No episódio do Evangelho, todos se fartam e ainda são recolhidos das sobras doze cestos cheios. É outro simbolismo: doze lembra a totalidade, as doze tribos de Israel. Mostra que o Senhor quer saciar a todos, indistintamente. Não deseja, porém, que nada seja desperdiçado, mas que as sobras sejam coletadas para serem usadas em outra refeição, em outro momento. A comida é sagrada, foi criada por Deus para matar a fome e não para ser jogada fora por uns enquanto faz falta para outros.

Ora, irmãos e irmãs, se essa leitura prefigura a Eucaristia como não recordar que também na Santa Missa as partículas não consumidas são, respeitosamente, recolhidas na âmbula e guardadas no Sacrário para servirem, sobretudo, à comunhão dos doentes e dos moribundos (“viático”) ou, então, para serem comungadas em outra celebração. Aqui, todavia, se dá algo especial que a Igreja sempre valorizou ao longo de sua história: em cada uma dessas partículas está realmente presente o Senhor Deus e por isso deve ser adorado por todos nós.

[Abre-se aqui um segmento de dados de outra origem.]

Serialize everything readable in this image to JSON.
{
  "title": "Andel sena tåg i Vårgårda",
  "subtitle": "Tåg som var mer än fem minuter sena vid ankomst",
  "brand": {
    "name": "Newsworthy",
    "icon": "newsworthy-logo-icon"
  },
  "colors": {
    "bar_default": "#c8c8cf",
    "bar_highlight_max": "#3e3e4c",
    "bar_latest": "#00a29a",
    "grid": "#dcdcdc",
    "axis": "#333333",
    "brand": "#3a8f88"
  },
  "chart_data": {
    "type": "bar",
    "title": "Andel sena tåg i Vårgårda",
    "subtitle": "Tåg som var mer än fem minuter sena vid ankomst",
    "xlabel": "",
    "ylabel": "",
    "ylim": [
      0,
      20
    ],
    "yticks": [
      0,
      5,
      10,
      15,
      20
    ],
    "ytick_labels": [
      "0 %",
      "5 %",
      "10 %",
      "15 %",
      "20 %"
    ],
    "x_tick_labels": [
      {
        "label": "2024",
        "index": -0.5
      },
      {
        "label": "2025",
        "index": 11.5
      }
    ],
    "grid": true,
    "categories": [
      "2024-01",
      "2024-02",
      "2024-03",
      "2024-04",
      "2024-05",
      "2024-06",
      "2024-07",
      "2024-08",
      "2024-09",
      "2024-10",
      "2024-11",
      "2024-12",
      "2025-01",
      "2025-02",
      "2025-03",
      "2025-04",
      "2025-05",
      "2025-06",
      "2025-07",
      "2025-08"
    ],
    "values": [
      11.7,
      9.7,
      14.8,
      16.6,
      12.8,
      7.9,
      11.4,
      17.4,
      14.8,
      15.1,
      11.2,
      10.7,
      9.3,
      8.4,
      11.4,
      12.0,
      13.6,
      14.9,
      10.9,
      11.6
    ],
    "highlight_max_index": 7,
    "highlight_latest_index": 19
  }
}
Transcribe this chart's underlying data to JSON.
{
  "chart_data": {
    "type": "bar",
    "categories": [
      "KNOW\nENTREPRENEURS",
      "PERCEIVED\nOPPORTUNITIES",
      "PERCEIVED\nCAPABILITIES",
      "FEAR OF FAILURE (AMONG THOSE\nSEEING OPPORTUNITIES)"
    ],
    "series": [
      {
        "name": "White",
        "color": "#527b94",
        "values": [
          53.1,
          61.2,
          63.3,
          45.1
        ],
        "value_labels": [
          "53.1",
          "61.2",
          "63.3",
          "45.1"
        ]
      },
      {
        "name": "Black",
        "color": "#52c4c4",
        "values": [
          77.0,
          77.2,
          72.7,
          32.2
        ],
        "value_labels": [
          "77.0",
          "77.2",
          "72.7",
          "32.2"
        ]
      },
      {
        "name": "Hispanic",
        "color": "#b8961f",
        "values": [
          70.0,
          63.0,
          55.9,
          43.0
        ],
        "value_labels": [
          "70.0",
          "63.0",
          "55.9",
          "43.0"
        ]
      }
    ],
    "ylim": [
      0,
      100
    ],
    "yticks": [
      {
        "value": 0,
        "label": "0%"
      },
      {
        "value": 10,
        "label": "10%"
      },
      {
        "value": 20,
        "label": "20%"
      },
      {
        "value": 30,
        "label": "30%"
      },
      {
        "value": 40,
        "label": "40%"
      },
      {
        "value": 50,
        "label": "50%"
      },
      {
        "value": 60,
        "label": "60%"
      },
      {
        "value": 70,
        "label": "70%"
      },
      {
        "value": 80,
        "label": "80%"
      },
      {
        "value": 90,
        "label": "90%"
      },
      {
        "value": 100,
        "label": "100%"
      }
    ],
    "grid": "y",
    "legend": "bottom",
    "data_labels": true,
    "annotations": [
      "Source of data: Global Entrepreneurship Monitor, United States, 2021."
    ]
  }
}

Daí a importância de que visitemos com frequência, se possível diariamente, a Jesus Sacramentado. Afinal, aí está um grande mistério, mistério de fé, como professamos em todas as Missas, após a consagração: como Deus, sendo a grandeza por excelência, se faz tão pequeno a ponto de vir morar entre nós no seio de uma mulher, a Virgem Maria, e depois ficar no nosso meio na hóstia consagrada, conforme bem refletiu o Papa João Paulo II, na Encíclica Ecclesia de Eucharistia n. 55? Só pode ser por um grande amor, amor divino merecedor de toda nossa adoração.

Desejamos, por fim, lembrar que a missão de adorar o Senhor na Eucaristia – seja silenciosa e pessoalmente, em alguns momentos do dia, seja com cantos, enfeites e procissões no dia de Corpus Christi – jamais pode estar dissociada da ajuda aos irmãos e irmãs mais necessitados(as) que acorrem a nós não só em busca da Palavra de Deus, mas também do alimento corporal.

Afinal, é nobre missão da Igreja, no seu trabalho evangelizador, lutar pela promoção humana (cf. Evangelii Gaudium n. 178), especialmente daqueles que mais necessitam de nossa presença fraterna e acolhedora nas “periferias existenciais” – expressão cara ao Papa Francisco – de suas vidas, pois é certo que a cada um de nós, hoje, o Senhor Jesus dirige a mesma exortação feita aos Apóstolos: “Dai-lhes vós mesmos de comer”.

Orani João, Cardeal Tempesta, O.Cist. -   Arcebispo Metropolitano de São Sebastião do Rio de Janeiro, RJ.